The demands on software developers get bigger and more more ambitious all the time. We presented with complex problems that we generally don’t know how to solve. It is easy to become overwhelmed by the magnitude and get bogged down trying to boil the ocean with code.

The discipline of TDD forces us to methodically break problems down into small chunks. Each passing test is a win and one small step closer to the system the customer needs.

The Cue is obvious: a customer needs a new feature.

The Routine is the well documented (but seldom practiced) red-green-refactor loop.

The Reward is the passing test and a thoroughly executed unit of responsibility completed.

The cycle continues, with small wins coming one after another until the feature is complete.

TDD as Keystone Habit

The TDD habit has many follow-on benefits beyond completed, tested software.

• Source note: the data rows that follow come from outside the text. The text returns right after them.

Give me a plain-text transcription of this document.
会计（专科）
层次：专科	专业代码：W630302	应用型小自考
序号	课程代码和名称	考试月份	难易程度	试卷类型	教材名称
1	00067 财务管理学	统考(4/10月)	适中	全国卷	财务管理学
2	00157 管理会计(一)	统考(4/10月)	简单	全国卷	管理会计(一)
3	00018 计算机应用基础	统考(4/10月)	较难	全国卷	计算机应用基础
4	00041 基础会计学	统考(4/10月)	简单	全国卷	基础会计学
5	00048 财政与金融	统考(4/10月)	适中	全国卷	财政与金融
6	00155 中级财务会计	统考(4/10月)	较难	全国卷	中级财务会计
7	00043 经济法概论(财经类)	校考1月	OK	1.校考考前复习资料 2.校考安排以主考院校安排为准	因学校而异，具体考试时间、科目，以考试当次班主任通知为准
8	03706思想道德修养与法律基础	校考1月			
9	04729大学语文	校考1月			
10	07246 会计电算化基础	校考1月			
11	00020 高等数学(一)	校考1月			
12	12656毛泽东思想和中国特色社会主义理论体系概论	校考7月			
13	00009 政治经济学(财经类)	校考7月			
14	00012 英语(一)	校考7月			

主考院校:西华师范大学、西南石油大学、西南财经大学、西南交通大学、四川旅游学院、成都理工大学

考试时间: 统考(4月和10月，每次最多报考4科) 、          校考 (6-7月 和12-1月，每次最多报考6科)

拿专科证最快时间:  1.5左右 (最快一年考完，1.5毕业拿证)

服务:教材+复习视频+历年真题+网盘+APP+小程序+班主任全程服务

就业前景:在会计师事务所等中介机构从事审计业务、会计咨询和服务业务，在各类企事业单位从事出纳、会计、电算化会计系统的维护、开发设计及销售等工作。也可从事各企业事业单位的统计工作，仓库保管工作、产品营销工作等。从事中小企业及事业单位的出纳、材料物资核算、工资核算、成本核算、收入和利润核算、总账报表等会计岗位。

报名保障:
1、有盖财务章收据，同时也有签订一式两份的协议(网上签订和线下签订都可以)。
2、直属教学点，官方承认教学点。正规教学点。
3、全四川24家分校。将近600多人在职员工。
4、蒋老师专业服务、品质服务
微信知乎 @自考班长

Every time we write a test before we write the code, we remind ourselves of several truths:

  • If the software is worth creating, it is worth ensuring that it works.
  • Each unit of functionality must have a single responsibility and its dependencies must be loosely coupled.
  • Keeping the code clean is vital. Keeping it clean is made possible by the protection provided by a comprehensive suite of tests.
  • Writing only enough to make the test pass keeps our focus on the customer’s requirement and not a speculative future feature.

I’ve found a common idea emerging among the colleagues that I respect most: we would rather hire a developer that practices TDD and does not have experience in the primary programming language our shop uses than hire a developer with that programming language experience that does not practice TDD.

Language syntax and style is relatively easy to learn. TDD is a keystone habit of great software developers.